Geochemists from the University of California at Los Angeles have found evidence that life likely existed on Earth at least 4.1 billion years ago, which is 300 million years earlier than previous research suggested.
Previously, it was understood that life on Earth began shortly after the massive bombardment of the inner solar system from space that also formed the moon’s craters 3.9 billion years ago.
Life began almost instantaneously after Earth was formed
The researchers made the discovery studying specks of graphite trapped in zircon crystals found in Jack Hills in Western Australia.
Zircons are heavy, durable minerals originally formed from molten rocks. Zircons capture and preserve their immediate environment which has led researchers to nickname them ‘time capsules.’
The carbon contained in zircon has a characteristic signature; a specific ratio of carbon-12 to carbon-13 is associated with living things.
One of the zircons that were analyzed contained graphite, which is pure carbon. The graphite is older than the zircon containing it, the researchers said. They know the zircon is 4.1 billion years old based on its ratio of uranium to lead.

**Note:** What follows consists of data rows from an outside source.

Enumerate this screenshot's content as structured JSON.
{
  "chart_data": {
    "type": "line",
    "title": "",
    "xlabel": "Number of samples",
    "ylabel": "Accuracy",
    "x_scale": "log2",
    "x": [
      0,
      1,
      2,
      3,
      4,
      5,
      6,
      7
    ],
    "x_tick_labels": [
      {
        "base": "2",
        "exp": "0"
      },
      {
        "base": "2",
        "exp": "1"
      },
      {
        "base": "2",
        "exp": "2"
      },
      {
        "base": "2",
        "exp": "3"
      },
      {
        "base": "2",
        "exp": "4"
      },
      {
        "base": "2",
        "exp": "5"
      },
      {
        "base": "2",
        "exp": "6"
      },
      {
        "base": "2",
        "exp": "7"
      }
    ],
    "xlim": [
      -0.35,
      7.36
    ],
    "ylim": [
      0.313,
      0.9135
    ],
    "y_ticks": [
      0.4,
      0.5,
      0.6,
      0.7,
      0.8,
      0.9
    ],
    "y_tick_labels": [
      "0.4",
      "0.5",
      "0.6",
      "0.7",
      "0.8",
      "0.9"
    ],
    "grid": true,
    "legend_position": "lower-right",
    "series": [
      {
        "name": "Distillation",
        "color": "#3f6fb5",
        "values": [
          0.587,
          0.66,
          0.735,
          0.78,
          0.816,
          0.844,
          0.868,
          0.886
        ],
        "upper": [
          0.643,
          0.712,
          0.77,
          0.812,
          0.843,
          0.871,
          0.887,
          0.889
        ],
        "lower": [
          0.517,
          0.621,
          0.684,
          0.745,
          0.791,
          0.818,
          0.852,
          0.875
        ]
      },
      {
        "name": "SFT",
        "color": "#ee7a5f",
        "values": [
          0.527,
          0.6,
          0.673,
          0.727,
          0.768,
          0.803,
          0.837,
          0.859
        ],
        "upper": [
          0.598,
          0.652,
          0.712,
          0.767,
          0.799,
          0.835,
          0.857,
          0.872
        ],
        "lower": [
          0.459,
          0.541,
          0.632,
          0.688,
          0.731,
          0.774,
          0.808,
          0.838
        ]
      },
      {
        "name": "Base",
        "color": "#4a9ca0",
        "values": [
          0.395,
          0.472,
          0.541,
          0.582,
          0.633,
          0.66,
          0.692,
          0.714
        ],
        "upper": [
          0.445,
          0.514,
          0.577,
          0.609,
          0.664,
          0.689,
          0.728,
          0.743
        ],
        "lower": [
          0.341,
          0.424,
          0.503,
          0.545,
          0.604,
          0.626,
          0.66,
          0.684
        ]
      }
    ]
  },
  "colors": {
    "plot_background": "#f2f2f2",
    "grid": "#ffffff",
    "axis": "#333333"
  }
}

The scientists, led by Dr. Mark Harrison, said that the graphite had been completely enclosed in the crystal, which was crack-free and so could not have been contaminated. The first time that the graphite ever got exposed in the last 4.1 billion years was when scientists made the measurement.
They wrote: “This study extends the terrestrial carbon isotope record around 300m years beyond the previously oldest-measured samples from south-west Greenland.”